L’affaire Griveaux ou « l’insoutenable légèreté de l’être » (*)

Par Philippe Oswald - Publié le 15/02/2020
Nouveau coup dur pour La République En Marche ! Déjà loin dans les sondages derrière Anne Hidalgo et Rachida Dati dans la course aux élections municipales à Paris, son candidat, Benjamin Griveaux, a dû jeter l’éponge, à un mois du premier tour, après la diffusion d’une vidéo à caractère sexuel qu’il avait adressée à une amie. Le procédé pour le faire tomber est évidemment répugnant. Mais le concert d’indignations dans le monde politique et chez les commentateurs tourne à l’exercice convenu et obligatoire. Notre démocratie serait menacée ! Comme si les « boules puantes » étaient une nouveauté dans l’histoire de la République ! Faut-il rappeler que le tribunal révolutionnaire qui envoya Marie-Antoinette à l’échafaud n’avait pas hésité à l’accuser d’inceste pour « charger la barque » ?

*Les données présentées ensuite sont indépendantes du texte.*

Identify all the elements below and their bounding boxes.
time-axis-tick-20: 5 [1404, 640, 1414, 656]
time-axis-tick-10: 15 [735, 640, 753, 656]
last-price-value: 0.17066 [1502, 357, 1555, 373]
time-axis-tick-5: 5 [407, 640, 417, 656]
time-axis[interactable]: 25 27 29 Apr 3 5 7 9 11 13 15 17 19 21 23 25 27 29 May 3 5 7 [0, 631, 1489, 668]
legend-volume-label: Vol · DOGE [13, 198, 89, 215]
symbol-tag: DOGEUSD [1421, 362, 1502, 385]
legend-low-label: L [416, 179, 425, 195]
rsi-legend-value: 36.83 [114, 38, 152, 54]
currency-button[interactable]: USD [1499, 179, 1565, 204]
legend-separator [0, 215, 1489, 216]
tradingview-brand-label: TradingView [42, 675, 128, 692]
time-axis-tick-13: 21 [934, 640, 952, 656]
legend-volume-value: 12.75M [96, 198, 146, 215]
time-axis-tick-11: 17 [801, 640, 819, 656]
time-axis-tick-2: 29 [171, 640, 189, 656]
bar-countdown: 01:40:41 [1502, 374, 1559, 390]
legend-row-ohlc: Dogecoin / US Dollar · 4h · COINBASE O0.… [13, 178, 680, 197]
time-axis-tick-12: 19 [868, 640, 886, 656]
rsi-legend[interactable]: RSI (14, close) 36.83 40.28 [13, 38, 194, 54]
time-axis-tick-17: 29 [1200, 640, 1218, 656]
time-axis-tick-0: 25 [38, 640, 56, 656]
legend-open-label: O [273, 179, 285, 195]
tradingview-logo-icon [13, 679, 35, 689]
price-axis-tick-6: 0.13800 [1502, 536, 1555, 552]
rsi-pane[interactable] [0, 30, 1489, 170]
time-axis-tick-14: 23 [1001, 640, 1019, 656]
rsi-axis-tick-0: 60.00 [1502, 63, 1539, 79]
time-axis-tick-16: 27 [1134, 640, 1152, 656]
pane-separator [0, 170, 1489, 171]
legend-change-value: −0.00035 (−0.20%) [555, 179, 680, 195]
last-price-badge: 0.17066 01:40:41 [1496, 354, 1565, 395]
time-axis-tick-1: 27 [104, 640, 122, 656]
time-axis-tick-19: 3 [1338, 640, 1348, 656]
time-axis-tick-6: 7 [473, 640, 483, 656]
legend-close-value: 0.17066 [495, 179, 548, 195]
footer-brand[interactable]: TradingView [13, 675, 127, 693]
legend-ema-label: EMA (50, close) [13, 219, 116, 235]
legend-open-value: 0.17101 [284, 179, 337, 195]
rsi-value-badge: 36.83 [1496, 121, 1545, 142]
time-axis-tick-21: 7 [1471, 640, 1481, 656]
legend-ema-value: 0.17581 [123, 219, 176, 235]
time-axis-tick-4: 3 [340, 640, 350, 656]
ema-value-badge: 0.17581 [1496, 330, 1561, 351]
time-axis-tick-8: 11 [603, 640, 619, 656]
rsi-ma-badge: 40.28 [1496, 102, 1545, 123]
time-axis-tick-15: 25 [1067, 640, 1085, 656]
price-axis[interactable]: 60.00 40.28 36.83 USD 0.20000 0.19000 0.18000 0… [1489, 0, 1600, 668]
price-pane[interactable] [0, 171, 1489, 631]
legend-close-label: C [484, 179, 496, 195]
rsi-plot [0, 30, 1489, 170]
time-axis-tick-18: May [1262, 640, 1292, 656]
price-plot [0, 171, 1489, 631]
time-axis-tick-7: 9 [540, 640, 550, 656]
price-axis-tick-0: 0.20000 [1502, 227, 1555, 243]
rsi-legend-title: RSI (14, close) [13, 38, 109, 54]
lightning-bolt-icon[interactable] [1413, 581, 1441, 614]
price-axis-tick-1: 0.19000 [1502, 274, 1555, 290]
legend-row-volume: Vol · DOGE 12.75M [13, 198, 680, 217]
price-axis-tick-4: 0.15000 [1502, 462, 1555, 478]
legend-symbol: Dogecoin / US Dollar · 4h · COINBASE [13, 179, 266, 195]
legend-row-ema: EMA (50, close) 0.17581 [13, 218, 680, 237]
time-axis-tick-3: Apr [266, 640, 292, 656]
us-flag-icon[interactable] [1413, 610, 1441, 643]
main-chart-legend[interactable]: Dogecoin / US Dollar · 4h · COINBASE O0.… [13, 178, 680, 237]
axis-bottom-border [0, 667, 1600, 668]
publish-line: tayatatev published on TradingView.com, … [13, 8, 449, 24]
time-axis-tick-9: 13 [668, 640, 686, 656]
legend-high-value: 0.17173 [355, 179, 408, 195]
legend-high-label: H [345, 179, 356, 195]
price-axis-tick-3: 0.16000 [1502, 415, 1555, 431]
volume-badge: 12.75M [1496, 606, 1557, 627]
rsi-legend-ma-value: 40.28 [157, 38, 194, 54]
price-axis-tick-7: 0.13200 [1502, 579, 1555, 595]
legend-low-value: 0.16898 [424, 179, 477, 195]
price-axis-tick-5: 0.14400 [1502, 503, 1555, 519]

Si la République est menacée, c’est avant tout par la légèreté pour ne pas dire l’insignifiance d’une trop grande partie de son personnel politique. Après le ministre de l’Intérieur Castaner filmé en boîte de nuit en pleine crise des Gilets jaunes, c’est l’ancien porte-parole du gouvernement et candidat officiel de la majorité à la Mairie de Paris qui se filme lui-même dans une posture … sur laquelle nous n’insisterons pas. Il est de notoriété publique que ces deux proches d’Emmanuel Macron ont bénéficié du choix du prince alors qu’ils ne faisaient pas le poids. Mais avant eux, d’autres qu’on tenait pour des « poids lourds », Dominique Strauss-Kahn et Jérôme Cahuzac, deux ministres des finances dont l’un était alors favori à l’élection présidentielle, tombèrent à cause de scandales, sexuel pour l’un, financier pour l’autre, qui avaient révélé des failles de la personnalité incompatibles avec leur fonction et leur ambition. Confondus, tous deux avaient dû reconnaître s’être livrés à des « comportements inappropriés ».

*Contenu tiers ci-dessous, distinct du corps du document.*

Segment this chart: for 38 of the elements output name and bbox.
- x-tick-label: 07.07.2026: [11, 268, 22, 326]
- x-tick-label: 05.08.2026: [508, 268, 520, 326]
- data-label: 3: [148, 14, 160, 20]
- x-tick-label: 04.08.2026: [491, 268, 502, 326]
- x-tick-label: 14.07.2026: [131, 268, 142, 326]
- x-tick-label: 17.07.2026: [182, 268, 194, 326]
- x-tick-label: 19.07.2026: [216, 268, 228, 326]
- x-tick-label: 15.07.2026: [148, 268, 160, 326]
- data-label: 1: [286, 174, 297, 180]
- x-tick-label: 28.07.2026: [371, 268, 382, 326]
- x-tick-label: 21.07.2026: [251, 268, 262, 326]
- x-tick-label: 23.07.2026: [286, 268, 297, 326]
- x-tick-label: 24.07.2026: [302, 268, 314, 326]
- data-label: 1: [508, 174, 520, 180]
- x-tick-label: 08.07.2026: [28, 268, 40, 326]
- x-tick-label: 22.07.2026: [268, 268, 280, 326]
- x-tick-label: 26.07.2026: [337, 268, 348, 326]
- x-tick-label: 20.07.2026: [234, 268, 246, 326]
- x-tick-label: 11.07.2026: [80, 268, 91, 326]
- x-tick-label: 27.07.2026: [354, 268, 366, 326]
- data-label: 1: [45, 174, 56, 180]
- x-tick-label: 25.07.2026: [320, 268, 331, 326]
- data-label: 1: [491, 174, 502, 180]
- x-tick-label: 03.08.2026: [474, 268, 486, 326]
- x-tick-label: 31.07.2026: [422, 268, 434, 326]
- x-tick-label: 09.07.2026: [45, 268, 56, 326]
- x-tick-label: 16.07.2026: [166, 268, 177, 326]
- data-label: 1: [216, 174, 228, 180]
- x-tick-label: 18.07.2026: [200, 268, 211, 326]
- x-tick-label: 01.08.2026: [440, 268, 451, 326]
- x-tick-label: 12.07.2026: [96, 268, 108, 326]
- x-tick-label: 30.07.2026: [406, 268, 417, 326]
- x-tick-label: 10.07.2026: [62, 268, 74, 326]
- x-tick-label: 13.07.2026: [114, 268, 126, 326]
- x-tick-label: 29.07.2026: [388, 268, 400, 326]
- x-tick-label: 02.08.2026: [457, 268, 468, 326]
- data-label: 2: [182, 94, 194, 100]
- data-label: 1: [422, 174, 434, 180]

On connaît la formule tirée des Six Livres de la République de Jean Bodin (1529-1596) : « Il n’est de richesse que d’hommes ». Bien avant lui, les philosophes grecs Platon et Aristote professaient qu’une république sans hommes vertueux, prêts à se sacrifier pour le bien commun, n’est qu’un « gros animal » à la merci des démagogues et mûr pour la tyrannie. N’est-ce pas cela qui nous menace actuellement, le chaos puis la tyrannie ? Ce n’est pas en muselant les réseaux sociaux au mépris de la liberté d’expression, comme le propose la loi Avia sous prétexte de lutter contre « la haine », que l’on sauvera la République, mais en renouant avec l’authentique sagesse humaniste pour laquelle la vertu n’est pas un gros mot mais le socle fondateur d’un engagement politique. Qu’on ne s’y trompe pas : cette vertu politique est aussi éloignée de la caricature d’un « ordre moral » dictatorial, agitée comme un spectre depuis des décennies par les « déconstructeurs », que de la « moraline » sentimentale et individualiste en vogue aujourd’hui. Cette vertu politique n’est pas réservée aux saints mais combine les quatre vertus humaines essentielles : force, prudence, justice et tempérance, vertus dites « cardinales » parce que toutes les autres s’articulent autour d’elles. Mais au fait, a-t-on jamais entendu parler des vertus cardinales à Sciences Po et à l’ENA ?

(*) Titre d’un célèbre roman de Milan Kundera.